Friday, December 26, 2014

Databases in Hive

In Hive, database is just a catalog or namespace of tables. However, they are very useful for larger clusters with multiple teams and users, as a way of avoiding table name collisions. It’s also common to use databases to organize production tables into logical groups.
If you don’t specify a database, the default database is used.

Create a DataBase

hive> CREATE DATABASE workshop;
Throw an error if workshop database already exists. 

You can suppress these warnings with below variation:
hive> CREATE DATABASE IF NOT EXISTS workshop;
IF NOT EXISTS clause is useful for scripts that should create a database on-the-fly, if necessary, before proceeding.

Note:
Hive will create a directory for each database under a top-level directory specified by the property hive.metastore.warehouse.dir. (default value is /user/hive/warehouse).

Eg: when the 'workshop' database is created, Hive will create the directory /user/hive/warehouse/workshop.db. (Note the .db extension).

All the tables of the database will be stored in sub-directories of the database directory. The exception is tables in the default database, which doesn't have its own directory.

You can override the default location for the new directory as shown in this example:
hive> CREATE DATABASE workshop LOCATION '/hive_workshop’;

You can add a descriptive comment to the database, which will be shown by the
hive> CREATE DATABASE workshop COMMENT 'Holds all my exercises in Hive';

Database Schema

hive> DESCRIBE DATABASE workshop;

OK
workshop Holds all my exercises in Hive hdfs://satishkumar/user/hive/warehouse/workshop.db satishkumar
Time taken: 0.026 seconds, Fetched: 1 row(s)

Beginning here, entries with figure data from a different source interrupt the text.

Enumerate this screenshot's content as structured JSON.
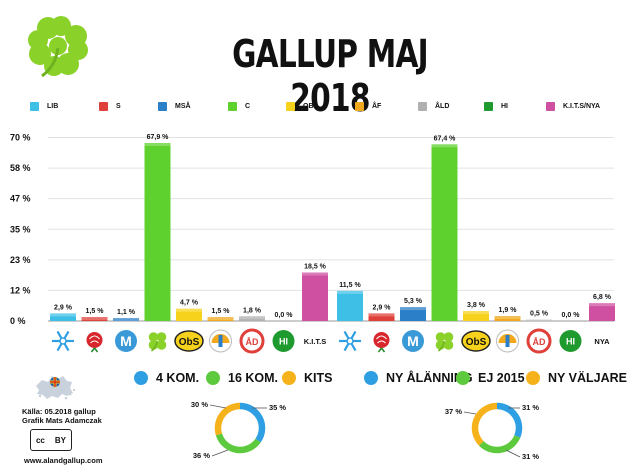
{
  "title": "GALLUP MAJ 2018",
  "colors": {
    "LIB": "#3ec0e6",
    "S": "#e0403a",
    "MSA": "#2b7fc8",
    "C": "#5fd12e",
    "OBS": "#f7d21c",
    "AF": "#f1a81c",
    "ALD": "#b0b0b0",
    "HI": "#1e9a2e",
    "KITS": "#cf4fa0",
    "donut_blue": "#2f9fe3",
    "donut_green": "#5dc93d",
    "donut_yellow": "#f6b21a"
  },
  "legend": [
    {
      "label": "LIB",
      "color": "#3ec0e6"
    },
    {
      "label": "S",
      "color": "#e0403a"
    },
    {
      "label": "MSÅ",
      "color": "#2b7fc8"
    },
    {
      "label": "C",
      "color": "#5fd12e"
    },
    {
      "label": "OBS",
      "color": "#f7d21c"
    },
    {
      "label": "ÅF",
      "color": "#f1a81c"
    },
    {
      "label": "ÅLD",
      "color": "#b0b0b0"
    },
    {
      "label": "HI",
      "color": "#1e9a2e"
    },
    {
      "label": "K.I.T.S/NYA",
      "color": "#cf4fa0"
    }
  ],
  "chart_data": [
    {
      "type": "bar",
      "categories": [
        "LIB",
        "S",
        "MSÅ",
        "C",
        "OBS",
        "ÅF",
        "ÅLD",
        "HI",
        "K.I.T.S"
      ],
      "values": [
        2.9,
        1.5,
        1.1,
        67.9,
        4.7,
        1.5,
        1.8,
        0.0,
        18.5
      ],
      "value_labels": [
        "2,9 %",
        "1,5 %",
        "1,1 %",
        "67,9 %",
        "4,7 %",
        "1,5 %",
        "1,8 %",
        "0,0 %",
        "18,5 %"
      ],
      "yticks": [
        "0 %",
        "12 %",
        "23 %",
        "35 %",
        "47 %",
        "58 %",
        "70 %"
      ],
      "ylim": [
        0,
        70
      ],
      "party_marks": [
        "LIB",
        "S",
        "MSÅ",
        "C",
        "OBS",
        "ÅF",
        "ÅLD",
        "HI",
        "K.I.T.S"
      ]
    },
    {
      "type": "bar",
      "categories": [
        "LIB",
        "S",
        "MSÅ",
        "C",
        "OBS",
        "ÅF",
        "ÅLD",
        "HI",
        "NYA"
      ],
      "values": [
        11.5,
        2.9,
        5.3,
        67.4,
        3.8,
        1.9,
        0.5,
        0.0,
        6.8
      ],
      "value_labels": [
        "11,5 %",
        "2,9 %",
        "5,3 %",
        "67,4 %",
        "3,8 %",
        "1,9 %",
        "0,5 %",
        "0,0 %",
        "6,8 %"
      ],
      "ylim": [
        0,
        70
      ],
      "party_marks": [
        "LIB",
        "S",
        "MSÅ",
        "C",
        "OBS",
        "ÅF",
        "ÅLD",
        "HI",
        "NYA"
      ]
    },
    {
      "type": "pie",
      "donut": true,
      "legend": [
        "4 KOM.",
        "16 KOM.",
        "KITS"
      ],
      "values": [
        35,
        36,
        30
      ],
      "labels": [
        "35 %",
        "36 %",
        "30 %"
      ],
      "colors": [
        "#2f9fe3",
        "#5dc93d",
        "#f6b21a"
      ]
    },
    {
      "type": "pie",
      "donut": true,
      "legend": [
        "NY ÅLÄNNING",
        "EJ 2015",
        "NY VÄLJARE"
      ],
      "values": [
        31,
        31,
        37
      ],
      "labels": [
        "31 %",
        "31 %",
        "37 %"
      ],
      "colors": [
        "#2f9fe3",
        "#5dc93d",
        "#f6b21a"
      ]
    }
  ],
  "credits": {
    "source": "Källa: 05.2018 gallup",
    "author": "Grafik Mats Adamczak",
    "cc": "cc",
    "by": "BY",
    "url": "www.alandgallup.com"
  }
}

DESCRIBE DATABASE also shows the directory location for the database. If you are running in pseudo-distributed mode, then the master server will be localhost. For local mode, the path will be a local path, file:///user/hive/warehouse/workshop.db.

You can associate key-value properties with the database, although their only function currently is to provide a way of adding information to the output of DESCRIBE DATABASE EXTENDED <database>:

hive> CREATE DATABASE workshop WITH DBPROPERTIES ('creator' = 'Satish Kumar', 'date' = '2014-12-28');

hive> DESCRIBE DATABASE workshop;                                                                    
OK
workshop hdfs://satishkumar/user/hive/warehouse/workshop.db satishkumar
Time taken: 0.026 seconds, Fetched: 1 row(s)

List of DataBases

At any time, you can see the databases that already exist as follows:
hive> SHOW DATABASES;
default
workshop

If you have a lot of databases, you can restrict the ones listed using a regular expression like
hive> SHOW DATABASES LIKE 'w.*';
workshop 
It lists only those databases that start with the letter ‘w’ and end with any other characters.

Set Working Database

The USE command sets a database as your working database, analogous to changing working directories in a filesystem:

hive> USE employee_db;

Note: There is no command to show you which database is your current working database.

Drop a DataBase

hive> DROP DATABASE IF EXISTS workshop;
The IF EXISTS is optional and suppresses warnings if workshop doesn't exist.

By default, Hive won’t permit you to drop a database if it contains tables. You can either drop the tables first or append the CASCADE keyword to the command, which will cause the Hive to drop the tables in the database first:

hive> DROP DATABASE IF EXISTS financials CASCADE;

Using the RESTRICT keyword instead of CASCADE is equivalent to the default behavior, where existing tables must be dropped before dropping the database. When a database is dropped, its directory is also deleted.

Alter a DataBase

You can set key-value pairs in the DBPROPERTIES associated with a database using the
ALTER DATABASE command. No other metadata about the database can be changed,
Including its name and directory location:

hive> ALTER DATABASE workshop SET DBPROPERTIES ('edited-by' = 'Teja');

There is no way to delete or “unset” a DBPROPERTY.